Review: The Unbroken

Rating: 4 out of 5.

*I received a copy from the publisher via Netgalley in return for an honest review. This in no way affected my opinion of the book.*

Stolen and raised as a soldier for an empire that will see her people dead, Touraine and her company have been sent back to their motherland to squash a rebellion before it can take flight. Princess Luca needs a spy and Touraine is the perfect match. Disconnected enough from her people to betray them and loyal enough to tiptoe the line between treason and order. Someone who can dirty their hands while she works to remove her uncle from her throne. Even if it means betraying the very foundation of Balladaire. However, Touraine finds herself questioning her decisions and is forced to betray everyone she loves to protect them all. Who will survive in the end, the soldier or the spy?

The Unbroken truly broke through one of the worst book slumps I’ve ever had in my life. A passionate and powerful debut about a soldier who must find out who she truly is before it is too late. A political fantasy novel that takes you on a slow burn of a journey with an ending that rewards its reader with a satisfying promise of what’s to come. Touraine and Luca are complex and so is the system around them, the novel set in a fully fleshed out world that has been so severely affected by the actions of the colonising state of Balladaire. The first half of the book takes its time but the end result is worthwhile. 

The Unbroken takes place entirely in Qazāl, a country colonised by Balladaire and on the cusp of rebellion. Luca hopes to quell the dissent as proof of her right to rule and to uncover the magic within the land to save her people back home. Touraine doesn’t know what to think. She keeps her head down, hoping to one day gain the favour and respect of the commanders before her. But returning to Qazāl gives her the wake-up call she truly needed. After a false accusation, Touraine finds herself ripped of her hard-earned status and saved by the grace of Princess Luca in exchange for a much perilous role. We navigate the diplomacy and political landscape through the lens of Touraine, a soldier with no “home”.

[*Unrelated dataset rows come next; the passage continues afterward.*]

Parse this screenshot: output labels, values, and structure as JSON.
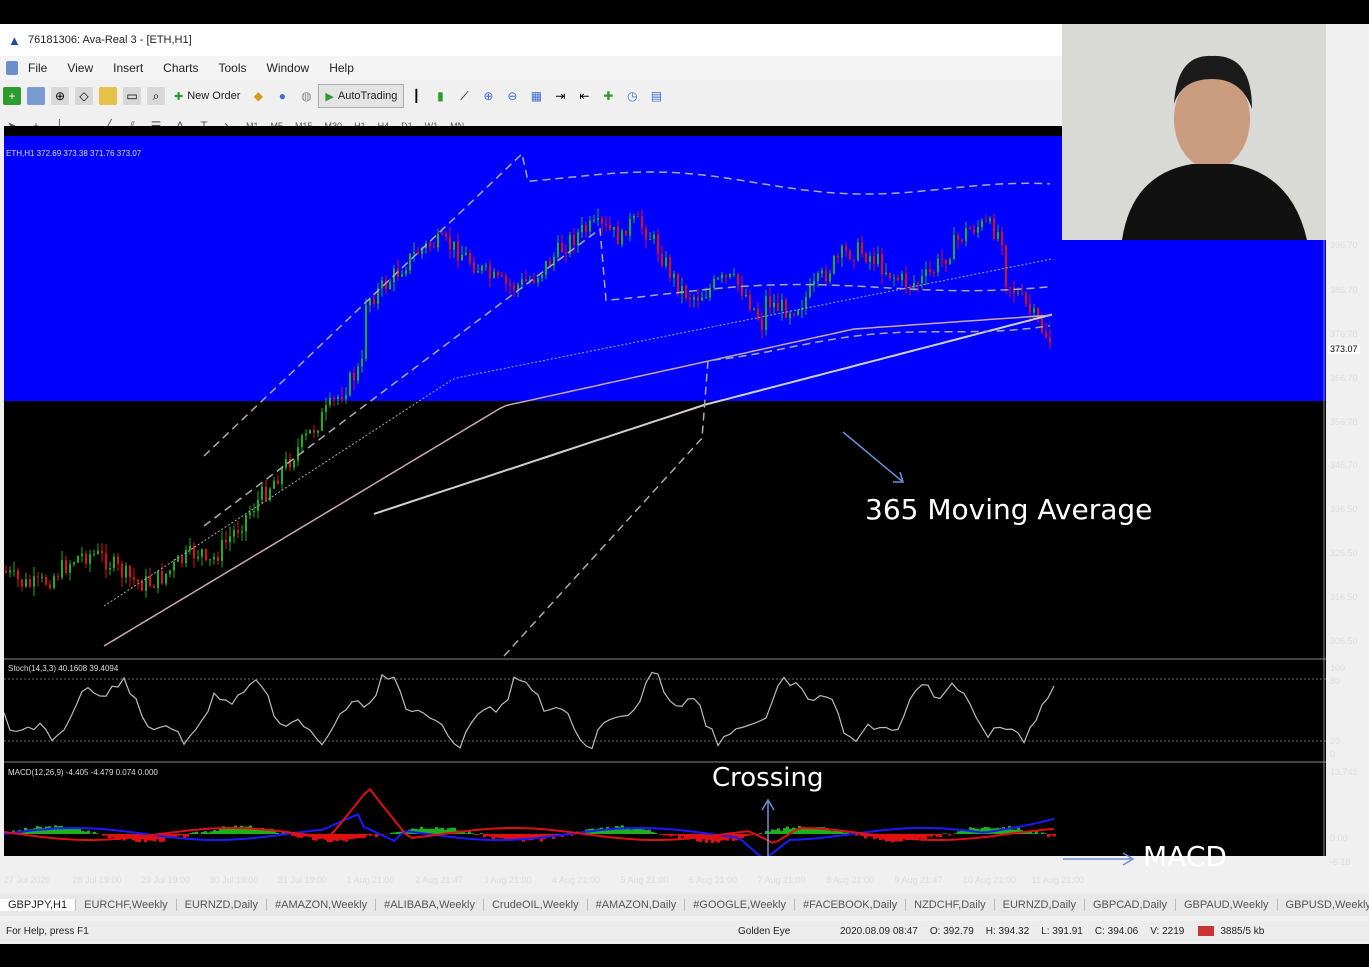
{
  "window": {
    "title": "76181306: Ava-Real 3 - [ETH,H1]"
  },
  "menu": [
    "File",
    "View",
    "Insert",
    "Charts",
    "Tools",
    "Window",
    "Help"
  ],
  "toolbar": {
    "new_order_label": "New Order",
    "autotrading_label": "AutoTrading",
    "timeframes": [
      "M1",
      "M5",
      "M15",
      "M30",
      "H1",
      "H4",
      "D1",
      "W1",
      "MN"
    ]
  },
  "chart": {
    "symbol_info": "ETH,H1  372.69 373.38 371.76 373.07",
    "price_scale": [
      "396.70",
      "386.70",
      "376.70",
      "366.70",
      "356.70",
      "346.70",
      "336.50",
      "326.50",
      "316.50",
      "306.50"
    ],
    "current_price": "373.07",
    "stoch_label": "Stoch(14,3,3) 40.1608 39.4094",
    "stoch_scale": [
      "100",
      "80",
      "20",
      "0"
    ],
    "macd_label": "MACD(12,26,9) -4.405 -4.479 0.074 0.000",
    "macd_scale": [
      "13.741",
      "0.00",
      "-6.18"
    ],
    "time_axis": [
      "27 Jul 2020",
      "28 Jul 19:00",
      "29 Jul 19:00",
      "30 Jul 19:00",
      "31 Jul 19:00",
      "1 Aug 21:00",
      "2 Aug 21:47",
      "3 Aug 21:00",
      "4 Aug 21:00",
      "5 Aug 21:00",
      "6 Aug 21:00",
      "7 Aug 21:00",
      "8 Aug 21:00",
      "9 Aug 21:47",
      "10 Aug 21:00",
      "11 Aug 21:00"
    ]
  },
  "annotations": {
    "ma": "365 Moving Average",
    "crossing": "Crossing",
    "macd": "MACD"
  },
  "tabs": [
    "GBPJPY,H1",
    "EURCHF,Weekly",
    "EURNZD,Daily",
    "#AMAZON,Weekly",
    "#ALIBABA,Weekly",
    "CrudeOIL,Weekly",
    "#AMAZON,Daily",
    "#GOOGLE,Weekly",
    "#FACEBOOK,Daily",
    "NZDCHF,Daily",
    "EURNZD,Daily",
    "GBPCAD,Daily",
    "GBPAUD,Weekly",
    "GBPUSD,Weekly"
  ],
  "status": {
    "help": "For Help, press F1",
    "profile": "Golden Eye",
    "datetime": "2020.08.09 08:47",
    "open": "O: 392.79",
    "high": "H: 394.32",
    "low": "L: 391.91",
    "close": "C: 394.06",
    "volume": "V: 2219",
    "traffic": "3885/5 kb"
  },
  "colors": {
    "highlight": "#0000ff",
    "bull_candle": "#1db01d",
    "bear_candle": "#e01010",
    "macd_line": "#1a1aff",
    "signal_line": "#e01010"
  }
}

Thematically, The Unbroken hides no secrets about the core message. The series is undoubtedly about empire rule and the lingering effects of colonialism on the people left behind. Initially, Touraine recoils at the memory of her people, the Qazāli, determined to prove to them that the so-called aid that Luca and her diplomats bring can elevate their status. But it is the emotion and experience of the people left behind that reminds her that the machine behind Luca does not care about their well-being and she is stripped bare of her complacency and the identity she had worked so hard to build and survive her environment. Luca might give Touraine everything she needs, but Touraine must decide where she stands or risk losing everything. 

As the dust settles and they are all left tending to the wounds of colonial violence, The Unbroken is a journey on its own, but Touraine’s story is far from over. I adore this book and would definitely recommend to any reader who really wants to sink their teeth into a gritty military-political fantasy that deep-dives into the nuances of imperialism from a multitude of perspectives.